Les membres du "Centro Studi Sagara" de Pise, en Italie, annoncent le décès de Piero Coppo, fondateur et directeur du Centre et de l'École de psychothérapie, dont la perte a laissé un grand vide d'affection et un héritage incommensurable à honorer.

Médecin, neuropsychiatre et psychothérapeute, dans le cadre de ses missions exploratoires en tant que membre du bureau de l’association ORISS, Piero Coppo a également visité le Centre Takiwasi avec l'intention d'ouvrir de nouvelles voies d'intervention et de collaboration dans les domaines de la santé, de la recherche et de l'enseignement.

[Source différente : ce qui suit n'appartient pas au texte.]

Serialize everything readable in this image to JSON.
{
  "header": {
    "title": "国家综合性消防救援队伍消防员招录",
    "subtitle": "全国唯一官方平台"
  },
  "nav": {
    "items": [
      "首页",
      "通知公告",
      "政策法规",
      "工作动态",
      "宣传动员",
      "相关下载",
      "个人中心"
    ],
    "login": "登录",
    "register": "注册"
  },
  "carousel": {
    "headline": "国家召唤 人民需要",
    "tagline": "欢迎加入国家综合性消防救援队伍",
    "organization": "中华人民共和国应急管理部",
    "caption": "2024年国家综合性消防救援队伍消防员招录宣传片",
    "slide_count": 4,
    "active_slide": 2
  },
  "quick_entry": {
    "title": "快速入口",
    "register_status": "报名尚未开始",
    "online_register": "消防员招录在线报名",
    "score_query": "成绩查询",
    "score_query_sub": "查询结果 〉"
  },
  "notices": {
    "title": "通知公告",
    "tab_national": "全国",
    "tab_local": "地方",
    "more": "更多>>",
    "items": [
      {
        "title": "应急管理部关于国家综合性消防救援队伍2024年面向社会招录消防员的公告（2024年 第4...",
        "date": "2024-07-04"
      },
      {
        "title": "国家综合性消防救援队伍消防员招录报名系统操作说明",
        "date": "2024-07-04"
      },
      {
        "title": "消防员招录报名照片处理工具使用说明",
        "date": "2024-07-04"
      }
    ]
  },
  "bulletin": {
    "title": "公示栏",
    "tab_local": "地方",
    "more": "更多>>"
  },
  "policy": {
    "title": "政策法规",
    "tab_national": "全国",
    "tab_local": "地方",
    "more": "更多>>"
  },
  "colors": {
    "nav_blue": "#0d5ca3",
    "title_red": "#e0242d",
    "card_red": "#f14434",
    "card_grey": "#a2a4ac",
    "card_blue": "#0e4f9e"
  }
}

Voici un hommage écrit par notre président fondateur, le Dr Jacques Mabit :


Il y a quelques années de cela, une demande de séjour à Takiwasi pour des soins de médecines traditionnelles amazoniennes, s’est glissée au milieu de bien d’autres. Mais j’ai été interpellé par son auteur : Piero Coppo. S’agirait-il du fameux fondateur de l’ethnopsychiatrie italienne ? En effet, le « grand monsieur » s’était humblement communiqué comme tout-un-chacun, remplissant sa déclaration de santé et sa lettre de motivation, sans demander de passe-droit ni de privilège, quasi anonymemement. Cette anecdote reflète la personnalité de Piero Coppo, doté de titres et reconnaissances universitaires, fondateur, organisateur, auteur, explorateur des nouveaux frontières entre cultures et médecines, qui ne se « la jouait pas » et demeurait d’abord un homme simple et généreux.

Piero Coppo est devenu un ami. Le « grand monsieur » nous a fait l’honneur de nous partager ses expériences, de débattre de ses idées : nous n’étions pas d’accord sur certains points mais les divergences se traitaient dans le respect et la courtoisie, avec la stimulation que génèrent de sains débats, l’amitié d’abord. Il nous a proposé de manière désinteressée d’effectuer une évaluation du « système Takiwasi » en nous remettant un rapport final. Il nous a invité à le visiter à Pise, toujours dans la simplicité de son domicile. Il nous a soutenu dans un débat académique avec des adversaires universitaires glosant beaucoup depuis leur pupître mais incapables de descendre, comme lui, dans l’expérience de terrain, devant un verre d’ayahuasca, se confrontant à leurs propres démons, et où les titres prestigieux ne servent de rien.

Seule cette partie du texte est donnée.